Preliminary experiments sought to investigate the effects of vlPAG activation on the IO. However, in the absence of peripheral stimulation, background FLI in the IO was highly variable and precluded reliable investigation of the effects of PAG stimulation.

Neuroanatomical statistical analysis.

In some cases, no FLI neurons were observed in some subdivisions of the medial cerebellar nucleus. For this reason, a permutation one-way ANOVA followed by post hoc permutation t tests with Bonferroni's correction was used to test for significant differences between groups. For these statistical tests, the test statistic generated for the observed data is compared with test statistics generated for random “resampling” of the original data. A permutation p-value is calculated by observing the proportion of permutations that returned a test statistic greater than or equal to the original test statistic. All permutation tests were based upon 1,000,000 permutations (LaFleur and Greevy, 2009).

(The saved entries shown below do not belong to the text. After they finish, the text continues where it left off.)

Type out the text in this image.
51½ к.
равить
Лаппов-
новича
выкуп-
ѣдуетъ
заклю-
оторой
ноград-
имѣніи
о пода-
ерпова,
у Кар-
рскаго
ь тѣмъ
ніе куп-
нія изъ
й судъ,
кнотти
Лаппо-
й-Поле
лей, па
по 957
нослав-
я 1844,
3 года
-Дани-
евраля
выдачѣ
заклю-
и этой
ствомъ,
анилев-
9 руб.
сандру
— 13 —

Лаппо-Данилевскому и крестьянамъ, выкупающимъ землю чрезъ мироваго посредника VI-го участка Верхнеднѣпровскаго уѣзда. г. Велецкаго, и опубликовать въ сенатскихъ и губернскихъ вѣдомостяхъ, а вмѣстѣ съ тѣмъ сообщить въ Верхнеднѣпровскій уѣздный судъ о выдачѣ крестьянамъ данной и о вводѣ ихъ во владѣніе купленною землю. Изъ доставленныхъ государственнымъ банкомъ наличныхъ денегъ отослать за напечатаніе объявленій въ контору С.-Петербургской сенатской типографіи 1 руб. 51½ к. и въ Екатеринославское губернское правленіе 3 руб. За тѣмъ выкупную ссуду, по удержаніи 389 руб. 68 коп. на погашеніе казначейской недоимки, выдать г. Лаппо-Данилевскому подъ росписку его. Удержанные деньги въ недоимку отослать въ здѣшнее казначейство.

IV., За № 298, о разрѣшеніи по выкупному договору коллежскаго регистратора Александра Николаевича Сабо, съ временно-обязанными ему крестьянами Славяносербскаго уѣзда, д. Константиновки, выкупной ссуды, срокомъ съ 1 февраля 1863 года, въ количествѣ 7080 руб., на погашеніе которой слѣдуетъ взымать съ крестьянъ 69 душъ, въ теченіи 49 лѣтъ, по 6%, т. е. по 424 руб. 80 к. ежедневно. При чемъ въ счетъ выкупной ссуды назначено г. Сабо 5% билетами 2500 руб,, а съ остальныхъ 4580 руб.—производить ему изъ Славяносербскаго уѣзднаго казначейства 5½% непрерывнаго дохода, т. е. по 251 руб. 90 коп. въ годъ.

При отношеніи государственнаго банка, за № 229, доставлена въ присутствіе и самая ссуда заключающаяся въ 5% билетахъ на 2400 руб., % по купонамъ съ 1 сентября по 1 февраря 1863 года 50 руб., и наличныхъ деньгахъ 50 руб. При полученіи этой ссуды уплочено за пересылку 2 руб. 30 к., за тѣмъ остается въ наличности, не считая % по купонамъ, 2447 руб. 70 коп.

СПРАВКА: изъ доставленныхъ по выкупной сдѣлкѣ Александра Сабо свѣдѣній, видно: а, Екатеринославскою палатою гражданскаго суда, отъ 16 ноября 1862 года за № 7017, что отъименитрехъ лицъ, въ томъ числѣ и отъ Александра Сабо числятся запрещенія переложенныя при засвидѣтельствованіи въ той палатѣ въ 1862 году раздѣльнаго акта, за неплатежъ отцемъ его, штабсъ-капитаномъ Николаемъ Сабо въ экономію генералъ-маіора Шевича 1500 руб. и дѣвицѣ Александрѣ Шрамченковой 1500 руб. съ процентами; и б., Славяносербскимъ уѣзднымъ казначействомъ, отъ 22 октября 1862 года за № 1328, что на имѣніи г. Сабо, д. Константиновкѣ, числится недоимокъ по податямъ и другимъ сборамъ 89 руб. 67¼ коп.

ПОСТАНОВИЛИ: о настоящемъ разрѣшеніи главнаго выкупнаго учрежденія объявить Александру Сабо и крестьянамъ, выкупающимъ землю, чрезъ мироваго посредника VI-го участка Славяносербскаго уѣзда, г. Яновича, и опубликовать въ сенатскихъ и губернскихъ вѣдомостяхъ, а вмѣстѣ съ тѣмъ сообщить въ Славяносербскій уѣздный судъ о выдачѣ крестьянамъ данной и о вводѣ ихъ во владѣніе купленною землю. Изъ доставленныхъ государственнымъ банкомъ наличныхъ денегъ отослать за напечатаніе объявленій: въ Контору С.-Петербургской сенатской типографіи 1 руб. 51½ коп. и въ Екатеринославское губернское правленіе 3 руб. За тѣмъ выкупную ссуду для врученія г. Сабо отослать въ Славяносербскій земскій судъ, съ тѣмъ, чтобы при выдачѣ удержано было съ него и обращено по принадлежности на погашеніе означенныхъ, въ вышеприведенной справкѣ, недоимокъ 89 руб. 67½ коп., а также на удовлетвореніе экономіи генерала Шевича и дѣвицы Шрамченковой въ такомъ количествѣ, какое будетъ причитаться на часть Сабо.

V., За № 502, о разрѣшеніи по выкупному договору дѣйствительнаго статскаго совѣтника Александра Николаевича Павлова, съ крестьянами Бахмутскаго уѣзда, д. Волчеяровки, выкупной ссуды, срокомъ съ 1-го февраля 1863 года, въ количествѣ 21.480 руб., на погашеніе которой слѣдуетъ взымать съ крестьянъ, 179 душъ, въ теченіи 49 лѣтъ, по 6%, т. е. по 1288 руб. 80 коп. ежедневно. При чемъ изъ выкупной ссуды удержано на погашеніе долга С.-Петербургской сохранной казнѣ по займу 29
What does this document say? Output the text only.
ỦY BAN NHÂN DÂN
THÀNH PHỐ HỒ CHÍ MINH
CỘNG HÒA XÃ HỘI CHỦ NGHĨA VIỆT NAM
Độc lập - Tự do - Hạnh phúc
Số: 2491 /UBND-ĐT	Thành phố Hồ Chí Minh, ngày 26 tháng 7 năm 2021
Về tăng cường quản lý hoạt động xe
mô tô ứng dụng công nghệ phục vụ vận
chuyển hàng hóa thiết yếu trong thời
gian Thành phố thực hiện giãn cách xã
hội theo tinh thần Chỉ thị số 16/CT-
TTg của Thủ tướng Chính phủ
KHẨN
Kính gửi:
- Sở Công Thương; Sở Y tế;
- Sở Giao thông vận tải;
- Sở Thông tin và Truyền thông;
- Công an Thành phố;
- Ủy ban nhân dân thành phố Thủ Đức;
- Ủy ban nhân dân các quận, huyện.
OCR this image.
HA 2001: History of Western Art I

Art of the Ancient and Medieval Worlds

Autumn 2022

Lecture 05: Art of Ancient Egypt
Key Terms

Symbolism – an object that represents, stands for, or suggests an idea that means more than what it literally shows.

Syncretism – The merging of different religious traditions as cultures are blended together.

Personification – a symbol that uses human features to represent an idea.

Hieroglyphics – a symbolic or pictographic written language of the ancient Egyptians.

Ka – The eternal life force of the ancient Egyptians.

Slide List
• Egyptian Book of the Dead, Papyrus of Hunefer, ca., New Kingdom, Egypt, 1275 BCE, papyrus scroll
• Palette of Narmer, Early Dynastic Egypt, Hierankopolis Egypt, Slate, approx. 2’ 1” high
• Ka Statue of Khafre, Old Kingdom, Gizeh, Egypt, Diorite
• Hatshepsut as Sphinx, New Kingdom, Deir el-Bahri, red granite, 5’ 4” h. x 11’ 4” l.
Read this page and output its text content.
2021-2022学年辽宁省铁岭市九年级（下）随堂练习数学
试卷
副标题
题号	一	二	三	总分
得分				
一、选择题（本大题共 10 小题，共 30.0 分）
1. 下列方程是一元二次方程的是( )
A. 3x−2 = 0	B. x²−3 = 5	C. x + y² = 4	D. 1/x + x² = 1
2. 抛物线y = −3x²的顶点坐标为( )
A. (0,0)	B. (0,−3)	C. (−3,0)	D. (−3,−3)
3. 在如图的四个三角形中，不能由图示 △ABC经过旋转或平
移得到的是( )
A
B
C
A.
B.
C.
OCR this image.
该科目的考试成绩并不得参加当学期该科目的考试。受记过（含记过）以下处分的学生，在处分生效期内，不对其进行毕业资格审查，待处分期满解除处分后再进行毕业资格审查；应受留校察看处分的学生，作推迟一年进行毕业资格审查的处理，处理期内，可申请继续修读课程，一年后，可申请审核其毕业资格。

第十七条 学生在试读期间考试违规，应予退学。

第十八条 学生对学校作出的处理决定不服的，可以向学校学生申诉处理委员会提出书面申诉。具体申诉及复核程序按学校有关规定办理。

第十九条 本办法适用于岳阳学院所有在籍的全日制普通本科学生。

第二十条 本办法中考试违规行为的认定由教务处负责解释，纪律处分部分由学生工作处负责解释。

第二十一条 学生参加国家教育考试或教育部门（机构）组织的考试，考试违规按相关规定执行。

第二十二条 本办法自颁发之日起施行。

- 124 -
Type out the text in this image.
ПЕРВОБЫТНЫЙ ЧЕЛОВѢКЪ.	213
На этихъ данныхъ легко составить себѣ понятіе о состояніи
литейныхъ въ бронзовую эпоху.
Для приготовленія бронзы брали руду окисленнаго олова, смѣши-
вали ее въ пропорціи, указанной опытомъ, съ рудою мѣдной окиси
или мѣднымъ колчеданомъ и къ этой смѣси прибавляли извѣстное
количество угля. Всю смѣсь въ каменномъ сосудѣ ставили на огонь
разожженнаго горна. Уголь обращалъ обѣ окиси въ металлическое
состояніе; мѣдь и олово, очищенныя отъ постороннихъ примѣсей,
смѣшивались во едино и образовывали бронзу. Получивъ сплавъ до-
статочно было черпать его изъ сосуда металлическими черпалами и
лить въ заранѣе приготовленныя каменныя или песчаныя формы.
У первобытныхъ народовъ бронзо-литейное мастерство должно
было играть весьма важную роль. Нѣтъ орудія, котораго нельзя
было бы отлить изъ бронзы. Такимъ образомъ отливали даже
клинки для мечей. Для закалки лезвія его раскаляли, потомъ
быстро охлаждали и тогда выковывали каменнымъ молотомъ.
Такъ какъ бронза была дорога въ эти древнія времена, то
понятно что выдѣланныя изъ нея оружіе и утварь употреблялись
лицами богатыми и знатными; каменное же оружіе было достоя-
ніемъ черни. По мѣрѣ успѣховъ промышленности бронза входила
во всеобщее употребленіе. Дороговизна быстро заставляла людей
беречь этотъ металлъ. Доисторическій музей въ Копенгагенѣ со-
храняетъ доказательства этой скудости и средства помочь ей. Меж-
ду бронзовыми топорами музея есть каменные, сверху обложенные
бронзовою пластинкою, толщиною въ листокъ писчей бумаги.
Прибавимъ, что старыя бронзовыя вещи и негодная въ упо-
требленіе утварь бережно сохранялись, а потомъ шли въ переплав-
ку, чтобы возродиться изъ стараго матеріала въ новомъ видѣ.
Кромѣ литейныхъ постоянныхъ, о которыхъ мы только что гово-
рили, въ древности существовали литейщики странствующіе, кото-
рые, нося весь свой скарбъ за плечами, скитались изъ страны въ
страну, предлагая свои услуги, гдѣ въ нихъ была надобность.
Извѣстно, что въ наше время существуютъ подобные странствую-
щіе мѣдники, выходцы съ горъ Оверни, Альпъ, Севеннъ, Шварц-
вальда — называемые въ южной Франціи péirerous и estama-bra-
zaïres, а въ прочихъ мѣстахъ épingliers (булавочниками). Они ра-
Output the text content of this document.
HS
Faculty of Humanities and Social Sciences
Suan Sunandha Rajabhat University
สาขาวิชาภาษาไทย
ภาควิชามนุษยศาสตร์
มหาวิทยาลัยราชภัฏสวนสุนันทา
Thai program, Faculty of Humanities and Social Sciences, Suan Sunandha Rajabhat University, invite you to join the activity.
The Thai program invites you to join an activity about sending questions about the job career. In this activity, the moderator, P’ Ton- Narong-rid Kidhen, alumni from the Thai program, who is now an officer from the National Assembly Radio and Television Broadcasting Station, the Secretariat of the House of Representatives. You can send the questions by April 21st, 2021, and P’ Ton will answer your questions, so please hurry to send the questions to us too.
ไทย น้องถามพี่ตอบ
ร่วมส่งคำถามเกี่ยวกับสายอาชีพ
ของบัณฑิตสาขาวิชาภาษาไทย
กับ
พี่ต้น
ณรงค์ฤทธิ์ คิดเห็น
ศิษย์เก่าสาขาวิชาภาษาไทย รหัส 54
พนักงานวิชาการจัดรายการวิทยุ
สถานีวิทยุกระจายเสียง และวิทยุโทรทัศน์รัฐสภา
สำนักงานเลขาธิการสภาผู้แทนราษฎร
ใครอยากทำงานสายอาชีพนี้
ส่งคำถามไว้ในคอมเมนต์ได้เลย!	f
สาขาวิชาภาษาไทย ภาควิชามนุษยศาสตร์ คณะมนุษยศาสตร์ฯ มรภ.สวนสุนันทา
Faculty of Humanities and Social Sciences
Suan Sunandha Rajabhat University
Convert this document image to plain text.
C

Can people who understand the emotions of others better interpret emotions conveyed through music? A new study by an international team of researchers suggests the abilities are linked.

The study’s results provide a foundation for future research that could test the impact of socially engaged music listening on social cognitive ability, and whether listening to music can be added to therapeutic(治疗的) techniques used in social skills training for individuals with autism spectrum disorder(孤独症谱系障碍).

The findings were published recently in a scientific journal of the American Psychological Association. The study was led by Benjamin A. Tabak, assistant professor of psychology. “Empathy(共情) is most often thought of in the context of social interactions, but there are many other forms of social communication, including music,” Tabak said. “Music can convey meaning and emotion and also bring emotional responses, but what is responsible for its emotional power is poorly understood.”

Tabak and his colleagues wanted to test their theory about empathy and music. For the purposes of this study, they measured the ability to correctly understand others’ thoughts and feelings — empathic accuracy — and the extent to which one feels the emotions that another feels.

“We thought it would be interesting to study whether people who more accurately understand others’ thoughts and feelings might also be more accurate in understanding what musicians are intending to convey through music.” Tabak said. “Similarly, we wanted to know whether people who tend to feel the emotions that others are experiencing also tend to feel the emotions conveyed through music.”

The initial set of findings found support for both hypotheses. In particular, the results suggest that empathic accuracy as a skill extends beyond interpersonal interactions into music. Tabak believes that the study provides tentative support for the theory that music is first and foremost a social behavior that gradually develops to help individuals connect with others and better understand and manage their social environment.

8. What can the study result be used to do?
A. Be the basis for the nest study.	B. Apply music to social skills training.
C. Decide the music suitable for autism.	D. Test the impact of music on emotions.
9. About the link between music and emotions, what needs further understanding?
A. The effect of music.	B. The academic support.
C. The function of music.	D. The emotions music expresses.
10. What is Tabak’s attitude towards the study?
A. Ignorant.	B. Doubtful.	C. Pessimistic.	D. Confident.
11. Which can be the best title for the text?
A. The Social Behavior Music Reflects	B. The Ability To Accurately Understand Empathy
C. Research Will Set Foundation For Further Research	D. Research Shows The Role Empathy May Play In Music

Statistical analysis was performed with Rundom Pro version 3.14. For all statistical tests, the threshold for significance was defined as p < 0.05.

H-reflex recordings.

In five animals, a pair of stimulating needle electrodes (25 G) was inserted subcutaneously between the Achilles tendon and the distal tibial nerve of the left hindlimb (Gozariu et al., 1998; Koutsikou et al., 2014). Constant current 50 μs square wave pulses were delivered at 3 s intervals. A pair of intramuscular stainless steel recording electrodes (0.075 mm in diameter Teflon-coated; Advent Research Materials) was inserted into the ipsilateral plantaris muscle to record evoked EMG activity (M-wave and H-reflex) in response to low-intensity electrical stimulation of the nerve (Mattsson et al., 1984; Gozariu et al., 1998).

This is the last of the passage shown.